Millennials are investing money in workout regimes and diet plans, life coaching, therapy and apps to improve wellbeings. They're spending money on self-help books and spending hours on YouTube listening to gurus spout words of wisdom. but why are we so obsessed with becoming better versions of us?

Ariana Grande

Our Expectations are way too high

Research is telling us that millennials have higher expectations than the generations that went before (and in fact, after). Born into a time of prosperity, we were taught to believe we could achieve anything if only we try. In reality, we can rarely live up to the hype. And according to research carried out by Leadership IQ, high expectations don't mean we have a tendency to blow our own trumpets (which we self-taught on YouTube by the way). They found that millennials are more humble than we think with only 28% believing they had better communication skills than their peers.

Social media (of course)

Not only can we see all the amazing things our peers are doing to work on themselves but we've also learned to become dependent on praise online. We craft our social media pages to highlight our achievements and when it comes to self-improvement, posting your every thought on Twitter might have paid off. A 2014 study showed that 76% of millennials kept their New Year's resolutions compared to 60% of baby boomers.

The options are endless

Of course, the fact that we have increasing availability to all forms of self-improvement certainly plays a part. Today we're encouraged to follow our passions as a side-hustle and break away from the long-dead idea of a job for life. We can order any self-help equipment we need on the internet, in face, we can download most of it on our phones. We live longer and we're ready to sel;f-actualize (psychology students will know that Maslow was way ahead of us on this one).

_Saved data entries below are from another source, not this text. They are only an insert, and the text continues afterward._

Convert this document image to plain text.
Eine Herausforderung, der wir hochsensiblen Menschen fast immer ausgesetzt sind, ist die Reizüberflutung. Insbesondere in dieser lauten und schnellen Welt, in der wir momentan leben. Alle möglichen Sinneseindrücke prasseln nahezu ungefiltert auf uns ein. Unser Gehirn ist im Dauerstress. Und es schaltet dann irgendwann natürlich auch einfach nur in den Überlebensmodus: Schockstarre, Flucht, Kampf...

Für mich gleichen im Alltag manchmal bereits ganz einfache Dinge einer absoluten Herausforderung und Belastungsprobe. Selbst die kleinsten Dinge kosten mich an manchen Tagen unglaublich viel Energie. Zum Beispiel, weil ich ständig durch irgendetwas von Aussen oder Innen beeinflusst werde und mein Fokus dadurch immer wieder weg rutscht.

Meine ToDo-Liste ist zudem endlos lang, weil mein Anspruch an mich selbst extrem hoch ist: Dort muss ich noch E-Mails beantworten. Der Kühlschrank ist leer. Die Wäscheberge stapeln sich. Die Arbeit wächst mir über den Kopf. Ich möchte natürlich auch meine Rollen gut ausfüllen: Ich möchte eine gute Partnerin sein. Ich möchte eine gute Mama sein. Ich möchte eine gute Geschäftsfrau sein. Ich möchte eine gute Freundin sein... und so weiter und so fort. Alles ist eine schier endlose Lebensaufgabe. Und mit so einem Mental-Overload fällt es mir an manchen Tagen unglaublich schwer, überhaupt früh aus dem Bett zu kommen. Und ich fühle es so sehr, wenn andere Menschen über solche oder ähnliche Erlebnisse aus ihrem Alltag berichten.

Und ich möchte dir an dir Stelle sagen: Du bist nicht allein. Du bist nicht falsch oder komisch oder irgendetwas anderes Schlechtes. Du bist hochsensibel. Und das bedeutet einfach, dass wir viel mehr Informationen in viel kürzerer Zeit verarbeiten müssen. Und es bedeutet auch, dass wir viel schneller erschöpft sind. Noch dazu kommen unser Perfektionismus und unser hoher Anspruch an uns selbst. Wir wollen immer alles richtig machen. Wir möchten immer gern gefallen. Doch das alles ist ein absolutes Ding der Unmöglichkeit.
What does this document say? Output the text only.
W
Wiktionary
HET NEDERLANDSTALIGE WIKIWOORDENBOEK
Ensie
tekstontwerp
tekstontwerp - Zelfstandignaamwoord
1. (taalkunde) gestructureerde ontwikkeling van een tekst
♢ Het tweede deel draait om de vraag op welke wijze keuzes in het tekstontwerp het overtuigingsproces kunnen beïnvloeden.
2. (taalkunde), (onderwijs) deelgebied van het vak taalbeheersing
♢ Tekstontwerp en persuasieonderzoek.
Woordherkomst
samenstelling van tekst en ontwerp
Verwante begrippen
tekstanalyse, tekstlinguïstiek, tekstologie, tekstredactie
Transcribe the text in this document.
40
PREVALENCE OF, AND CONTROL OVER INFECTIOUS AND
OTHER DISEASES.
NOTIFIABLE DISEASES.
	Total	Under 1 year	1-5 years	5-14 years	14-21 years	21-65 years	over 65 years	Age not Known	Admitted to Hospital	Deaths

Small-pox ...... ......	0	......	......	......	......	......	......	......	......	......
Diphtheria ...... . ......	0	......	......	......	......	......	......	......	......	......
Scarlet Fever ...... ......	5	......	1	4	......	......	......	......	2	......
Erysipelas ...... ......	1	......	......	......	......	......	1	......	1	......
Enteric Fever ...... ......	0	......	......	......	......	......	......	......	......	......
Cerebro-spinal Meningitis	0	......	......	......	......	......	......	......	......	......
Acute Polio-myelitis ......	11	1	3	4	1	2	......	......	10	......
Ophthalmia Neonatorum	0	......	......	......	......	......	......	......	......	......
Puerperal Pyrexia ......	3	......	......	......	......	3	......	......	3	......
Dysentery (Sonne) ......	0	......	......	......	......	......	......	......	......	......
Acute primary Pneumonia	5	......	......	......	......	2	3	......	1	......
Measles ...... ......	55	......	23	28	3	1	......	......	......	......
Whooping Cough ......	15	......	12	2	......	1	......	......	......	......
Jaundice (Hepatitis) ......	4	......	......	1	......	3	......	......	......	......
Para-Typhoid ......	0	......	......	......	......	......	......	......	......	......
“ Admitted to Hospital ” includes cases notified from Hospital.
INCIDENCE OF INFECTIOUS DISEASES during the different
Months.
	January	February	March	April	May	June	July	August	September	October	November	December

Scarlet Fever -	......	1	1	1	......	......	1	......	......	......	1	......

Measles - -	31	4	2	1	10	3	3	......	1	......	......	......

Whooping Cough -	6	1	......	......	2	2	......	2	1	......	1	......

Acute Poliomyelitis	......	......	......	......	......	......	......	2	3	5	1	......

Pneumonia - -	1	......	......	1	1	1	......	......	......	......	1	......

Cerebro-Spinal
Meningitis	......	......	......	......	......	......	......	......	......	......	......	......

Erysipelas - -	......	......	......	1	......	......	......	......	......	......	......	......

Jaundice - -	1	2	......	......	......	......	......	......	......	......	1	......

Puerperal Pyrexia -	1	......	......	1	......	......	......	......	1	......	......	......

On the surface, self-improvement makes a lot of sense. It allows us to become better versions of us and trends like #SelfCareSunday have lead to better awareness of mental health. We're making more time for ourselves but it's easy to go overboard.

It's okay to always try harder to improve but it's also important to manage our expectations. Because let's face it, I can self-improve all I like but I'll never be able to put on the oven mitts and pull out a showstopper.